Da vitória da corrente entreguista em 1964 – que não durou muito: a lógica do pensamento militar logo geraria o retorno a soluções nacionais em áreas sensíveis, como a informática, a energia nuclear e a indústria de defesa – resultaram o aguçamento dos conflitos internos no país e enorme desgaste político das forças armadas, antes (no tenentismo, na FEB) tidas como vanguarda modernizadora.
O instrumento para cooptação dos militares foi a aceitação de um único rótulo para todo pensamento político que não convergisse com os interesses multinacionais – o “comunismo”, então, como, hoje, o “islamismo” ou o “terrorismo.” Ora, os partidos comunistas no Brasil sempre foram essencialmente organizações de classe média, tocadas por militares, principalmente na década de 1930, e por intelectuais (dos melhores do país), no pós-guerra. Tratou-se de ocultar a natureza nacional específica do trabalhismo de Vargas e seu antagonismo histórico às tentativas de organização das classes trabalhadoras pelos comunistas.
O entreguismo triunfou ao destruir o que restava da imprensa que poderia contrariá-lo: a Rádio Nacional, poderosa estrutura de Estado resistente ao engajamento político, foi anulada na década de 1950, e a mídia perdeu, em poucos anos, núcleos de inteligência consolidados ao longo de décadas, em torno de veículos como o Correio da Manhã, oDiário de Notícias ou o Jornal do Brasil.
O discurso único, propagado por poucas empresas integradas ao setor bancário e coordenadas no plano continental, sobrepôs-se à diversidade da produção cultural antes característica do país, tanto em termos regionais quanto de classes sociais, e manteve aceso o espírito do liberalismo, que teria seus anos de glória nas negociatas da privatização, durante o governo de Fernando Henrique Cardoso.
A reação inevitável sobreveio com a eleição de Lula e seu governo, que recuperou em pouco tempo os ideais de Vargas. Foi um processo sofrido (os governos militares toleravam, até certo o ponto, o PT como alternativa “moderna” ao getulismo e ao comunismo; essa imagem foi ainda dominante na campanha eleitoral de 1979, que contrapôs Lula a Brizola) e incompleto (há núcleos de resistência, aqui e ali), mas dele resultou mudanças sociais importantes e a afirmação da eficácia de soluções econômicas não liberais na linha do pensamento keynesiano.
Diante dos resultados alcançados, resta ao conglomerado neoliberal – ou entreguista –denunciar a corrupção (que é estrutural e, no plano do governo, pode apenas ser combatida) e prenunciar tragédias futuras.
No entanto, há novo espaço a ser ocupado. A invasão cultural que o Brasil sofreu nas últimas décadas trouxe não só avanços nas ciências da natureza, na tecnologia agrícola e na medicina, mas também promoveu transformação radical no pensamento dominante em ciências humanas e sociais, com ampla repercussão no discurso dos meios de comunicação e no comportamento de grupos intermediários nos centros urbanos.
Na Antropologia, na Sociologia e nas ciências econômicas, o que se defendia era a administração e a superação paulatina das contradições; agora, o que se busca é expô-las e aguçá-las.
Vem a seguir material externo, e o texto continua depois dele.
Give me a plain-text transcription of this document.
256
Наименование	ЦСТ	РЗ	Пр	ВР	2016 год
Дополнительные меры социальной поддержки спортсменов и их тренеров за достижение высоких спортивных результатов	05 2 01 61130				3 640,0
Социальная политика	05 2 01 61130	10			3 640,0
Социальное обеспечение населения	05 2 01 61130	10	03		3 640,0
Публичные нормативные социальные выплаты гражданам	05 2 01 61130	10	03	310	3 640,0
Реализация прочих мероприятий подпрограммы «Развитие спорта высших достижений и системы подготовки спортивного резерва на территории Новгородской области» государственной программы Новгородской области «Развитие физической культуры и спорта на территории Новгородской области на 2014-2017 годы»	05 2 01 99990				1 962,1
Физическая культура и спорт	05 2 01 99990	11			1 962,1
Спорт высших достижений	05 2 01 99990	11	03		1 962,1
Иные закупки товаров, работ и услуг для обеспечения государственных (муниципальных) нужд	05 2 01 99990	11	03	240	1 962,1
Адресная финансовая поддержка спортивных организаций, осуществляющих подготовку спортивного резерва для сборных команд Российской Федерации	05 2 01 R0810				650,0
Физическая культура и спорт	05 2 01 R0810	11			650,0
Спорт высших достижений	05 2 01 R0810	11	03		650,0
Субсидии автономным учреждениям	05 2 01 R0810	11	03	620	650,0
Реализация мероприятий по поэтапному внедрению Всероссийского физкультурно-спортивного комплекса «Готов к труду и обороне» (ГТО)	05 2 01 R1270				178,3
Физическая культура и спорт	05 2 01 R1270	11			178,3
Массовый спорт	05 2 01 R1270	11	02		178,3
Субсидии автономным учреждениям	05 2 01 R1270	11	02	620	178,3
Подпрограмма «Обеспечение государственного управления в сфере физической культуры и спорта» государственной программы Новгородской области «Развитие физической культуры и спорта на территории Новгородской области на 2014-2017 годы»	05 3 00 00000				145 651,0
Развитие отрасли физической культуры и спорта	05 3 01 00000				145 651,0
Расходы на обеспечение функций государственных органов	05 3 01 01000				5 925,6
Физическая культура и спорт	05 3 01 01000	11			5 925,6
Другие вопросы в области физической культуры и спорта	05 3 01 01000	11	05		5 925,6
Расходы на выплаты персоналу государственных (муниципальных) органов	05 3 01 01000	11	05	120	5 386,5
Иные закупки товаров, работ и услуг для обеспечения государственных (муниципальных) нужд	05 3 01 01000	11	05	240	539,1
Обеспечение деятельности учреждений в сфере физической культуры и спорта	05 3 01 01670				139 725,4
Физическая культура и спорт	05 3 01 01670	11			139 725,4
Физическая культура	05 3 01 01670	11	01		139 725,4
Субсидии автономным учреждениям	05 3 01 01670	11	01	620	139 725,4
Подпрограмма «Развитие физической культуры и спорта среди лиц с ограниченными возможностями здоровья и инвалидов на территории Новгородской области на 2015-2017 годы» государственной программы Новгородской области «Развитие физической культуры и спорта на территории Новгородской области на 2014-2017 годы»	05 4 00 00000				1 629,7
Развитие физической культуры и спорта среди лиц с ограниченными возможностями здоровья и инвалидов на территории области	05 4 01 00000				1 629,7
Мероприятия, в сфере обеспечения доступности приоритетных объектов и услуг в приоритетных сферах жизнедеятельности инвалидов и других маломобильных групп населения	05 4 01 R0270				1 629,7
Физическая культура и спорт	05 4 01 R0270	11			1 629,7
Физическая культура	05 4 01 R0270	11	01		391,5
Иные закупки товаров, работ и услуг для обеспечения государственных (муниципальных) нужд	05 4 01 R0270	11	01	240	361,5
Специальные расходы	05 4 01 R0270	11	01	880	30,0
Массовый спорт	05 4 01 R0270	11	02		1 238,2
Na sociedade real, isso deságua em conflitos que tendem a submergir a política. Num país em que a maioria das famílias é multirracial, o realce dado aos conflitos étnicos fere relações consolidadas, com grande custo emocional; quando a tolerância sempre se antecipou à lei, em questões como a homossexualidade, a sexualidade adolescente, o adultério etc., a exposição agressiva desses comportamentos motiva o questionamento de valores e desperta reações muito variadas. Disso tiram proveito as novas religiões pentecostais que se implantaram no Brasil ocupando o vazio deixado pelo recuo institucional de igreja católica sob o reinado de Vojtila e Ratzinger.
É para esse espaço – menos de intolerância, mais de perplexidade – que converge parte do pensamento oposicionista, em sua falta de perspectivas no quadro da política tradicional.
Eis aí o cacife político de Marina Silva.